Вадим мягко высвободился из ее рук и подошел к пианино. Мила думала будет играть, но Лиманский отодвинул банкетку и присел на корточки. Он ощупывал нижнюю панель.
— Что ты делаешь?
— Сейчас узнаешь. — Лиманский отпустил крепеж и вынул нижнюю панель, обнажая раму со струнами и приводы педалей. Приставил к стене и снова опустился к нижней части пианино.
Мила наклонилась, потом тоже присела рядом, заглянула под выступ с клавишами.

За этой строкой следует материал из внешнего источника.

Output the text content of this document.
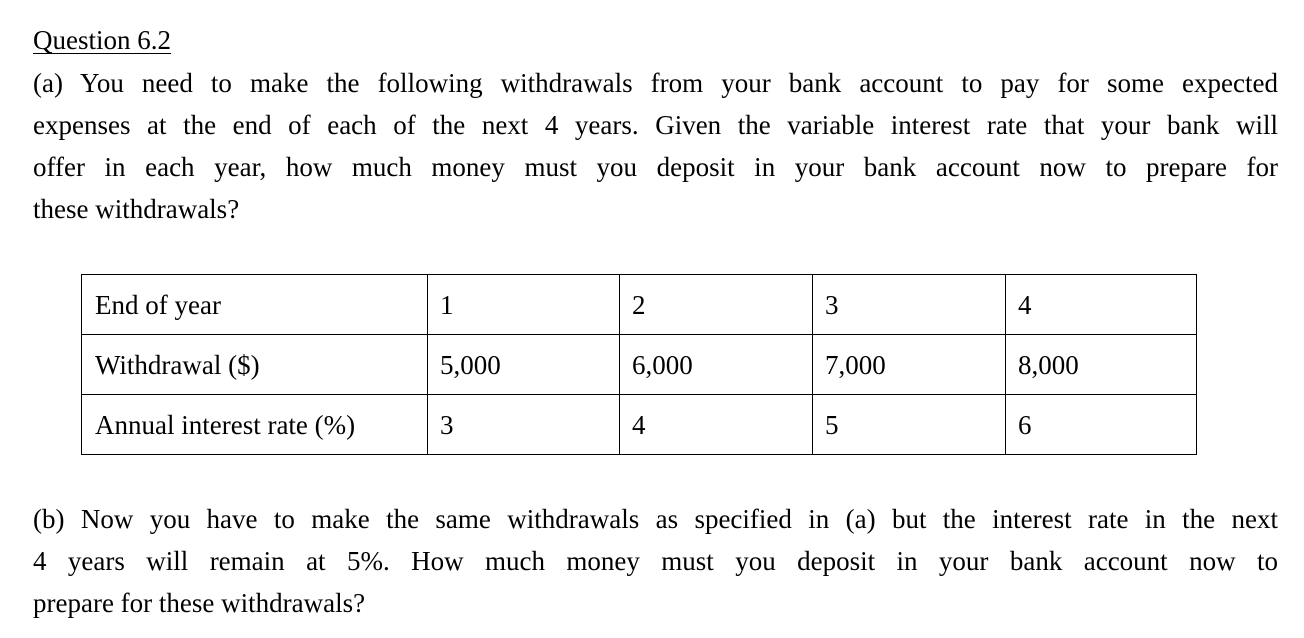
Question 6.2
(a) You need to make the following withdrawals from your bank account to pay for some expected
expenses at the end of each of the next 4 years. Given the variable interest rate that your bank will
offer in each year, how much money must you deposit in your bank account now to prepare for
these withdrawals?
End of year	1	2	3	4
Withdrawal ($)	5,000	6,000	7,000	8,000
Annual interest rate (%)	3	4	5	6
(b) Now you have to make the same withdrawals as specified in (a) but the interest rate in the next
4 years will remain at 5%. How much money must you deposit in your bank account now to
prepare for these withdrawals?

— Я никогда не видела! Что там внутри.
— Отдаленно напоминает арфу. У нас в училище был такой предмет, «ремонт инструмента», все прогуливали, а я нет. Мне нравилось. Я и настроить могу. Серьезный ремонт, конечно, нет, но… Ой, пыли тут, надо бы пропылесосить. Ты сейчас чихать начнешь.
— В Новый год?
— Чихать?
— Нет, пылесосить. Ну, Вадик, что ты смешишь… апчхи!
— Я же говорил…
Мила протянула руку, хотела потрогать самые толстые рыжие струны.
— Можно?
— Конечно. Давай я верхнюю сниму, заодно посмотрим, как оно тут. — Он встал, отпустил крепежи верхней панели, отставил к стене и ее. Открылись механизм и струны. Вадим показал: — Эти медные, а эти стальные. Регистры хорошо видно, струны разной толщины. Тут фанера, — Вадим постучал по снятой панели, — а рама чугунная. Вот тебе и вся конструкция. Наверху молоточки. Смотри. — Он пробежал пальцами по клавишам.
— Ой! — удивилась Мила на движения механизма.
— Как мыши, да? Бывало, я снимал верхнюю панель и играл так гаммы. Еще любил свободные басовые струны подергать, они так здорово долго звучали.
— Кто же это придумал? Пианино, рояль.